All of these powerful tribes, that are infinitely more powerful than al-Qaeda, that al-Qaeda wants no war with at all, because they would lose, are now starting to say, "If there’s no government here, if there’s no services, if the Americans are bombing us and killing Bedouins and our civilians and leaving cluster bombs in our countryside and doing nothing to clean them up, and not providing any civilian infrastructure support but just supporting Saleh’s family military and just bombing us, what motive do we have to fight al-Qaeda? They’re our—they’re people from our tribes. They don’t bother us. So, what’s our motivation?"

One tribal leader, who said, very clearly, "Al-Qaeda is a terrorist organization. Yes, these guys want to destroy America," said to me, "You consider them terrorists; we consider the drones terrorism," because they don’t bother—they don’t bother them. They’re a threat, on a tiny magnitude, to the United States and its allies, that has been given a prominence in the U.S. counterterrorism paranoia machine that is almost laughable, if it’s not so serious.

JEREMY SCAHILL: Well, you know, in Yemen, I spent a lot of time with Anwar al-Awlaki’s family, with his father, with the head of the Awlaki tribe. You know, and they—people understand why the U.S. government killed Anwar al-Awlaki, but these are also very intelligent people who have spent time in the U.S. Awlaki’s dad went to school here. And he said, "Is it normal in the United States that you assassinate your own citizens when they haven’t been charged with a crime?"

I mean, Awlaki wasn’t convicted of anything. He wasn’t charged with any crime in a U.S. court. This has nothing to do with what we think of him as a person. There’s rules of law and order. And so, the ACLU and the Center for Constitutional Rights, prior to Awlaki being assassinated on authority from President Obama, simply tried to ask the U.S. government, "On what authority are you going to assassinate this U.S. citizen?"

AMY GOODMAN: Right. CCR represented his father, right?

JEREMY SCAHILL: They represented his father. And that case was ultimately thrown out. And, you know, no one in Congress wants to touch this, except Senator Wyden and Dennis Kucinich. Senator Wyden said that it’s unacceptable that the Obama administration has still not provided Congress—not about the American people, Congress—with the authority that they killed Awlaki under.

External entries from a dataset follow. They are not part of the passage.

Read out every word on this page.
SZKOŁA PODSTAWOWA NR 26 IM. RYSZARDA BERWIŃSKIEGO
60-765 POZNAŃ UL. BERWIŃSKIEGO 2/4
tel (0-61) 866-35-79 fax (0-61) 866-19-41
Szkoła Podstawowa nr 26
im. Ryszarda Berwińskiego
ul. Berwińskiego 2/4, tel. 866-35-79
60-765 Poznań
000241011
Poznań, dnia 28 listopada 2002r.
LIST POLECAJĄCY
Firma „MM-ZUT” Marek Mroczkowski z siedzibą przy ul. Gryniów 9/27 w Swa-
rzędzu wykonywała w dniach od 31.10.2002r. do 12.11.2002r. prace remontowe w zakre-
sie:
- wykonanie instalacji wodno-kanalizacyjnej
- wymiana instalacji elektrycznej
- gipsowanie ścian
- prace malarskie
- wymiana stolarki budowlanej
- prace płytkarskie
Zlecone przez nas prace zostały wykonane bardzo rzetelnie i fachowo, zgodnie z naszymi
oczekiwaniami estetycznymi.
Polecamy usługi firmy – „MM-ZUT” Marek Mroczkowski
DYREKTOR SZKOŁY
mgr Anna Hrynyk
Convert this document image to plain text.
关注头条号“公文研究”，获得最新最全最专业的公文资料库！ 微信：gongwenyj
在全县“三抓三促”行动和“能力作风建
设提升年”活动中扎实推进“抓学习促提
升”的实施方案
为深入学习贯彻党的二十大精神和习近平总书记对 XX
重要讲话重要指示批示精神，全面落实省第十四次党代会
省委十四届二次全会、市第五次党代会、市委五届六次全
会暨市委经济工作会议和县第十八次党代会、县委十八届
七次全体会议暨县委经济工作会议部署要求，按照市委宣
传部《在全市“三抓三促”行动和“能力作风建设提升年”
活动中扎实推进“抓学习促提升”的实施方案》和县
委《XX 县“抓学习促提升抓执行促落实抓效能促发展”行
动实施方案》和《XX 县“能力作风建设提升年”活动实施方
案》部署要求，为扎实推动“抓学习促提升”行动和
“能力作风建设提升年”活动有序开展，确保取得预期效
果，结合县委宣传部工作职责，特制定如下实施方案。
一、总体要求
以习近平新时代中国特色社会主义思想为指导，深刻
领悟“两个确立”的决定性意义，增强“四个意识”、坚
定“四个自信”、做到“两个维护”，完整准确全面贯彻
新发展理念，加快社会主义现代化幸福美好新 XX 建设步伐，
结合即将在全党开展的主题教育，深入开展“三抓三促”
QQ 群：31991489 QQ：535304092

Then, two weeks later, after Anwar al-Awlaki and Samir Khan, two U.S. citizens, are killed—by the way, Samir Khan’s family was called by the State Department after he was killed. And they didn’t say, "We killed him." They said, you know, "Your son," who’s a U.S. citizen, "was killed in Yemen," and expressed condolences for him. Then, two weeks later, 16-year-old Abdulrahman al-Awlaki, who is a normal teenager, who hadn’t seen his dad in years, who was living with his grandparents, on Facebook, going out for dinner with his friends, a normal 16-year-old kid, is killed in a strike.

And the claim was he was with an AQAP leader, al-Banna. Al-Banna wasn’t killed in that strike; he wasn’t there. Who was the target in the strike that killed a 16-year-old U.S. citizen, Abdulrahman al-Awlaki? I don’t claim to know, but as a journalist and as an American citizen, we have a right to know. Why did three U.S. citizens get killed in less than a month on President Obama’s authorization? Why?

So the ACLU and CCR, Center for Constitutional Rights, are simply trying to do what journalists should be doing, what members of Congress should be doing, which is to say, if the U.S. is asserting its right to kill its own citizens without trial, without due process, why? Under what authority? How is it legal? And so, that’s what’s at the heart of what the Center for Constitutional Rights and the ACLU are doing right now.